Magpie HTML - v0.1.3
    Preparing search index...

    Interface Website

    Gathered website data.

    This interface represents the complete gathered data from a website, including the authoritative URL and all extracted metadata. It will be extended incrementally with more properties.

    interface Website {
        url: URL;
        feeds: URL[];
        title?: string;
        description?: string;
        image?: URL;
        icon?: URL;
        language?: string;
        region?: string;
        html: string;
        text: string;
        internalLinks: URL[];
        externalLinks: URL[];
    }
    Index

    Properties

    url: URL

    Authoritative URL for the page.

    Uses canonical URL if present, otherwise the final URL after redirects.

    feeds: URL[]

    Discovered feed URLs (RSS, Atom, JSON Feed) as URL objects

    title?: string

    Page title (cleaned, from best available source).

    Collects titles from multiple sources, cleans them, and picks the longest. Sources: OpenGraph, Twitter Card, HTML title tag, First H1

    description?: string

    Page description (from best available source).

    Collects descriptions from metadata and picks the longest. Sources: OpenGraph, Twitter Card, HTML meta description

    image?: URL

    Page keyvisual/image URL (from best available source).

    Priority: OpenGraph > Twitter Card > Largest Apple Touch Icon > Favicon Returns the URL object of the best visual representation of the site.

    icon?: URL

    Best available icon/favicon for the site.

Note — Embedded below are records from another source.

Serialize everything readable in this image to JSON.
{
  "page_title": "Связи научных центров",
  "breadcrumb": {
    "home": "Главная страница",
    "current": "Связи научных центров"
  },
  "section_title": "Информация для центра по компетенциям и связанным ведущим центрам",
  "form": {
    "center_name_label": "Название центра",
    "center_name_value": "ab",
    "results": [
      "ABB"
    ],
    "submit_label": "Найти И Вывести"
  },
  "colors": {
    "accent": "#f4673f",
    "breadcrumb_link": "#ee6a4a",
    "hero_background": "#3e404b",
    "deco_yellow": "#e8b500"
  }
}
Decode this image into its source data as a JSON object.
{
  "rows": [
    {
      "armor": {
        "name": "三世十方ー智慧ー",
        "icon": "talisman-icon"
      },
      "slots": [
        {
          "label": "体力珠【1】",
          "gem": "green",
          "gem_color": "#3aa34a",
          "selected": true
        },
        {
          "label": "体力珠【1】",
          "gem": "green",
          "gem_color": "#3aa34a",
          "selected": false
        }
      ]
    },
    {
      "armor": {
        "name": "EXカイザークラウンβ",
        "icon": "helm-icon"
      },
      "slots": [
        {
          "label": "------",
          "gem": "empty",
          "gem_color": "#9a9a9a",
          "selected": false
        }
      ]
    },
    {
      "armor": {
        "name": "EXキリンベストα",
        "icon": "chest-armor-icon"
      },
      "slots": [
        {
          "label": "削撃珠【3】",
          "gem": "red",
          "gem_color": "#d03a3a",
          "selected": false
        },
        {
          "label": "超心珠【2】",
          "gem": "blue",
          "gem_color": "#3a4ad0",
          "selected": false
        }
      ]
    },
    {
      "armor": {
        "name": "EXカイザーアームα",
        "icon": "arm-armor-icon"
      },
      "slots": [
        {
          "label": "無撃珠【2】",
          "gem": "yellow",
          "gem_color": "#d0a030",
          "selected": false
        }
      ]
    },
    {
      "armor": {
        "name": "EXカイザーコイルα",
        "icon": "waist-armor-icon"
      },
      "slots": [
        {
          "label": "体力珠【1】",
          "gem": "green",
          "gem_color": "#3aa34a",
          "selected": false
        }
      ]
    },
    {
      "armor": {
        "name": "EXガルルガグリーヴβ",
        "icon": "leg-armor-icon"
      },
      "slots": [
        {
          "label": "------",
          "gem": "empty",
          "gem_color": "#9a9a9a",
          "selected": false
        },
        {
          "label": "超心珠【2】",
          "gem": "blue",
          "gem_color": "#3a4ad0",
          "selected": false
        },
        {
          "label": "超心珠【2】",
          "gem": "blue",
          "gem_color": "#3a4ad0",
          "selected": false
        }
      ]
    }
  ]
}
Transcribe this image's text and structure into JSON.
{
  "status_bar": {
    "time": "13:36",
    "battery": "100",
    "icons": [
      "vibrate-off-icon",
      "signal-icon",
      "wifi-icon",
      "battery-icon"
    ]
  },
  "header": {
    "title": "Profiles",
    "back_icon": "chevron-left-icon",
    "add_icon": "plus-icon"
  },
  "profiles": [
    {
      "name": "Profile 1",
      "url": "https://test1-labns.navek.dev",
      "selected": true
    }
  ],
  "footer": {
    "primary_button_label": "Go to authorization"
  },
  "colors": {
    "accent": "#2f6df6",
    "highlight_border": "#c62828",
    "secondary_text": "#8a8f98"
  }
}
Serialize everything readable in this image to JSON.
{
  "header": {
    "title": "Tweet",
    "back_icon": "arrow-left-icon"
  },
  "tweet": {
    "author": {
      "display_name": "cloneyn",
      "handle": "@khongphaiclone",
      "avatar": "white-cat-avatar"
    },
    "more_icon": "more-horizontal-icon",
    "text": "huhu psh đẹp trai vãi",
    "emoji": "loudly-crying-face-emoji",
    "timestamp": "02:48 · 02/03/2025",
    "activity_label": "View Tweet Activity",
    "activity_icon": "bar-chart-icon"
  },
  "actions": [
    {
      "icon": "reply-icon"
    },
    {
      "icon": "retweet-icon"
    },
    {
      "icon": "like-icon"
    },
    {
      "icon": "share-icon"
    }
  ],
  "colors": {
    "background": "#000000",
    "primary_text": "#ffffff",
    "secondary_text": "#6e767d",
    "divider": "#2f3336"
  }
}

    Priority: Largest Apple Touch Icon > Safari mask icon > Favicon > Shortcut icon > MS tile > Fluid icon Returns the highest quality icon available, preferring modern, high-resolution formats.

    language?: string

    Primary language code (ISO 639-1).

    Extracted from HTML lang attribute, content-language meta tag, or OpenGraph locale. Normalized to lowercase ISO 639-1 format (e.g., 'en', 'de', 'fr', 'ja').

    region?: string

    Region code (ISO 3166-1 alpha-2).

    Only present if the language includes a region specifier. Normalized to uppercase ISO 3166-1 alpha-2 format (e.g., 'US', 'GB', 'DE').

    html: string

    Raw HTML content of the page (UTF-8).

    The complete HTML source after fetching and decoding to UTF-8. Useful for custom processing or caching.

    text: string

    Plain text content extracted from the HTML.

    Automatically converted from HTML using the htmlToText function. Removes all tags, decodes entities, and preserves document structure with appropriate line breaks.

    internalLinks: URL[]

    Internal links found on the page (same domain, excluding current URL).

    All links are URL objects. The current page URL is excluded to avoid self-references. Useful for site crawling and navigation analysis.

    externalLinks: URL[]

    External links found on the page (different domains).

    All links are URL objects. Useful for analyzing outbound links, citations, and external resources.